During the exhibit tour, I ask Goldberg if she thinks Arbus’s work was predatory. She acknowledges critics, like Sontag, before reading a quote from her essay Freak Show. Goldberg still advocates for Arbus though, citing an obvious dedication to cultivating relationships with her subjects, which — she says — is evident in the images.

“Most everybody she photographs relates to her and knows that they are being photographed. It’s not like candid photography where she’s hiding”. Arbus “really gained the trust of her subjects”, Goldberg says.

Whatever her motivations, the influential photographer traversed a slippery slope. In the Beginning reveals that Arbus visited the city morgue to photograph corpses who could never consent to being photographed.
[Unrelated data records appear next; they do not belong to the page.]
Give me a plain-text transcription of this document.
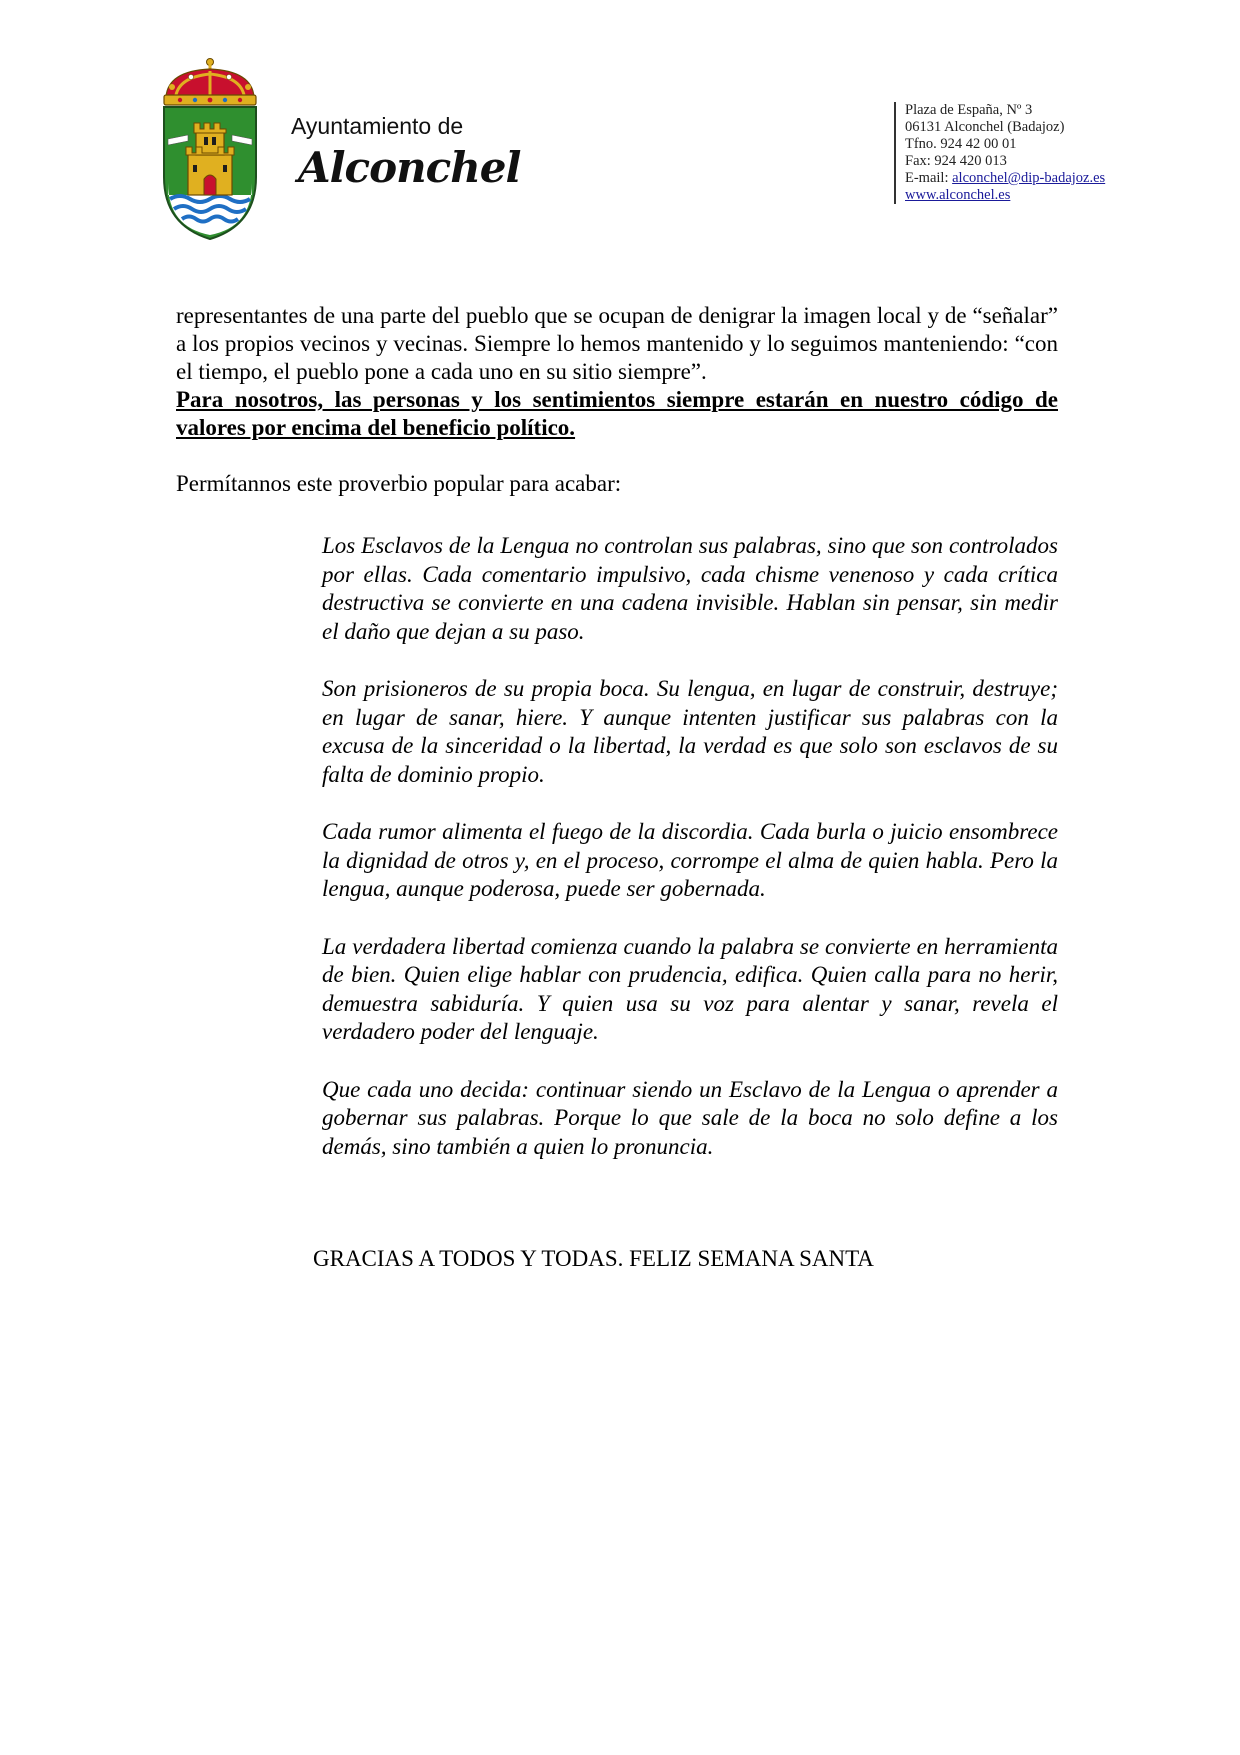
Ayuntamiento de
Alconchel
Plaza de España, Nº 3
06131 Alconchel (Badajoz)
Tfno. 924 42 00 01
Fax: 924 420 013
E-mail: alconchel@dip-badajoz.es
www.alconchel.es

representantes de una parte del pueblo que se ocupan de denigrar la imagen local y de “señalar” a los propios vecinos y vecinas. Siempre lo hemos mantenido y lo seguimos manteniendo: “con el tiempo, el pueblo pone a cada uno en su sitio siempre”.

Para nosotros, las personas y los sentimientos siempre estarán en nuestro código de valores por encima del beneficio político.

Permítannos este proverbio popular para acabar:

Los Esclavos de la Lengua no controlan sus palabras, sino que son controlados por ellas. Cada comentario impulsivo, cada chisme venenoso y cada crítica destructiva se convierte en una cadena invisible. Hablan sin pensar, sin medir el daño que dejan a su paso.

Son prisioneros de su propia boca. Su lengua, en lugar de construir, destruye; en lugar de sanar, hiere. Y aunque intenten justificar sus palabras con la excusa de la sinceridad o la libertad, la verdad es que solo son esclavos de su falta de dominio propio.

Cada rumor alimenta el fuego de la discordia. Cada burla o juicio ensombrece la dignidad de otros y, en el proceso, corrompe el alma de quien habla. Pero la lengua, aunque poderosa, puede ser gobernada.

La verdadera libertad comienza cuando la palabra se convierte en herramienta de bien. Quien elige hablar con prudencia, edifica. Quien calla para no herir, demuestra sabiduría. Y quien usa su voz para alentar y sanar, revela el verdadero poder del lenguaje.

Que cada uno decida: continuar siendo un Esclavo de la Lengua o aprender a gobernar sus palabras. Porque lo que sale de la boca no solo define a los demás, sino también a quien lo pronuncia.

GRACIAS A TODOS Y TODAS. FELIZ SEMANA SANTA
Left: “Old woman in a hospital bed, N.Y.C. 1958”. Right: “Corpse with a receding hairline and toe tag. N.Y.C. 1959”. Photos: Diane Arbus and the Metropolitan Museum of Art.

One image depicts an elderly woman in a hospital bed — mouth ajar — looking like she is inches away from death. It is not remotely reminiscent of the relationships described by Lubow or Goldberg. It’s perhaps inconsistencies like these cast doubt on Arbus’s true intentions.

Whatever their purpose, many of Arbus’s subjects (and the spaces they inhabited) were reduced to garish objects of appraisal. One can only wonder whether her pictures were really made for the people they represented — or — intellectuals of the art world to scrutinise over from their ivory towers.

Regrettably the Metropolitan Museum of Art carries on a tradition of out-dated and dehumanising nomenclature to describe Arbus’s subjects: “freaks”; “midgets”; “giants”; male or female “impersonators” appear in image blurbs and marketing. More thought should be given to how such phraseology may be offensive to these groups.

Left: “miss Makrina, a Russian midget in her kitchen, N.Y.C. 1959”. Right: “Seated female impersonator in an open kimono, Hempstead, L.I. 1959”. Photos: Diane Arbus and the Metropolitan Museum of Art.

Does Arbus deserve such praise without equal condemnation? Maybe. Not all of her work was exploitative. Still, some are acutely uncomfortable — venturing into terrain which can only be described as voyeuristic, stereotypical and reductive.

Arbus was not completely virtuous. She was varied, complicated, and nuanced, like her work. Diane Arbus: In The Beginning is a fascinating landmark exhibition about an important artist — but viewers should tread carefully.

‘Diane Arbus: In The Beginning’, is on display at the Met Breuer until November 27 before traveling to the San Francisco Museum of Modern Art.